Green Car Subsidies Remain Unclaimed
posted on Feb 18 2014 by Jade Hensby
A drive backed by the Government to boost the sales of electric cars in the UK is failing, as ministers admitted only half of the available subsidies for the plug-in vehicles are likely to be claimed by motorists.
Currently available is the £5,000 grant for people buying the ultra-low emission vehicles, under a scheme that was brought in by Phillip Hammond, the former Transport Secretary in 2011. Despite the £400 million being set aside when the scheme opened three years ago, the government now accepts it is only likely to hand out £230 million by the time the offer expires in 2015, which will leave the £170 million in unclaimed subsidies.

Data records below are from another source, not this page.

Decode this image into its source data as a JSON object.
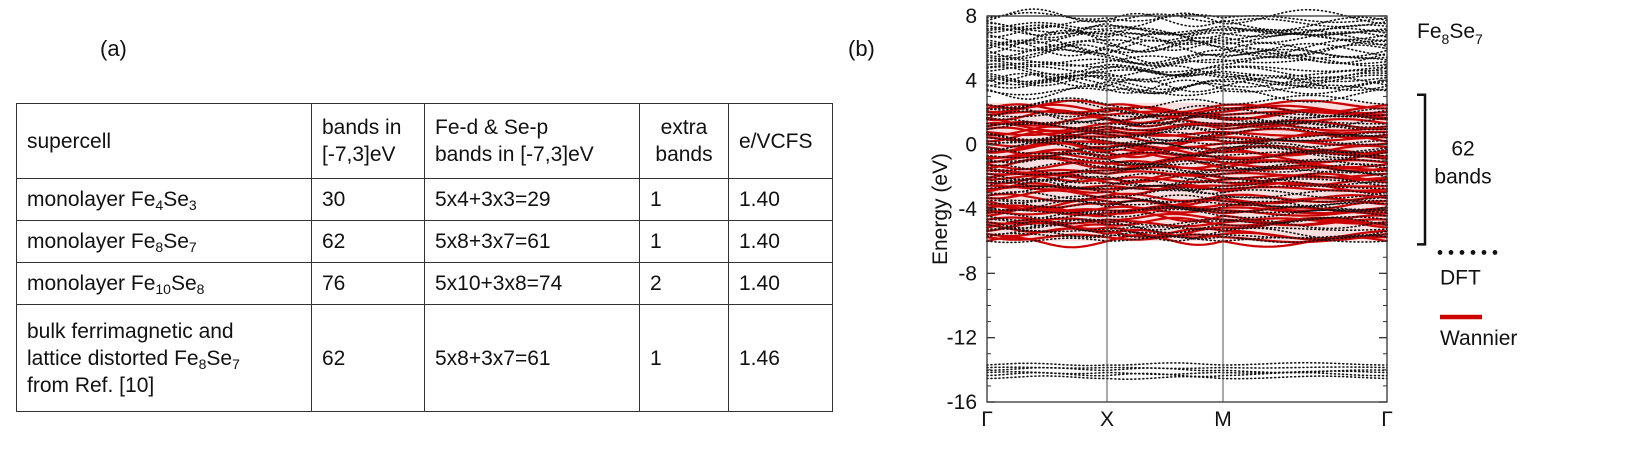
{
  "panels": {
    "a": "(a)",
    "b": "(b)"
  },
  "table": {
    "headers": [
      [
        "supercell"
      ],
      [
        "bands in",
        "[-7,3]eV"
      ],
      [
        "Fe-d & Se-p",
        "bands in [-7,3]eV"
      ],
      [
        "extra",
        "bands"
      ],
      [
        "e/VCFS"
      ]
    ],
    "rows": [
      {
        "prefix": "monolayer Fe",
        "sub1": "4",
        "mid": "Se",
        "sub2": "3",
        "bands": "30",
        "count": "5x4+3x3=29",
        "extra": "1",
        "evcfs": "1.40"
      },
      {
        "prefix": "monolayer Fe",
        "sub1": "8",
        "mid": "Se",
        "sub2": "7",
        "bands": "62",
        "count": "5x8+3x7=61",
        "extra": "1",
        "evcfs": "1.40"
      },
      {
        "prefix": "monolayer Fe",
        "sub1": "10",
        "mid": "Se",
        "sub2": "8",
        "bands": "76",
        "count": "5x10+3x8=74",
        "extra": "2",
        "evcfs": "1.40"
      }
    ],
    "last_row": {
      "line1": "bulk ferrimagnetic and",
      "line2_prefix": "lattice distorted Fe",
      "sub1": "8",
      "mid": "Se",
      "sub2": "7",
      "line3": "from Ref. [10]",
      "bands": "62",
      "count": "5x8+3x7=61",
      "extra": "1",
      "evcfs": "1.46"
    }
  },
  "chart_data": {
    "type": "line",
    "title_prefix": "Fe",
    "title_sub1": "8",
    "title_mid": "Se",
    "title_sub2": "7",
    "ylabel": "Energy (eV)",
    "ylim": [
      -16,
      8
    ],
    "yticks": [
      "8",
      "4",
      "0",
      "-4",
      "-8",
      "-12",
      "-16"
    ],
    "ytick_values": [
      8,
      4,
      0,
      -4,
      -8,
      -12,
      -16
    ],
    "k_labels": [
      "Γ",
      "X",
      "M",
      "Γ"
    ],
    "k_positions": [
      0,
      0.3,
      0.59,
      1.0
    ],
    "bracket_label": [
      "62",
      "bands"
    ],
    "bracket_range": [
      -6.2,
      3.1
    ],
    "wannier_window": [
      -6.0,
      2.6
    ],
    "dft_high_window": [
      3.3,
      8.0
    ],
    "dft_low_window": [
      -14.6,
      -13.6
    ],
    "legend": {
      "dft": "DFT",
      "wannier": "Wannier"
    },
    "colors": {
      "dft": "#111111",
      "wannier": "#cc0000",
      "wannier_fill": "#f4c4c4"
    }
  }
}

Recent figures published by the Department for Transport showed that just 6,709 claims that had been made by the end of December at a maximum cost of £33.5 million.
Professor Stephen Glaister, director of the RAC foundation, said that “Battery powered cars might well be the future, but these figures demonstrate a continuing consumer suspicion of their abilities and economics. A big vote of confidence would be more interest from fleet buyers and businesses...the good news for drivers thinking of moving to the green models is that there is plenty of grant money left in the pot for them and the underlying price of these vehicles is gradually failing”.
Nick Clegg recently announced that the government would invest more than £9 million in new charging points for electric cars in an attempt to boost sales of the vehicle which are seen as key to meeting future emission targets.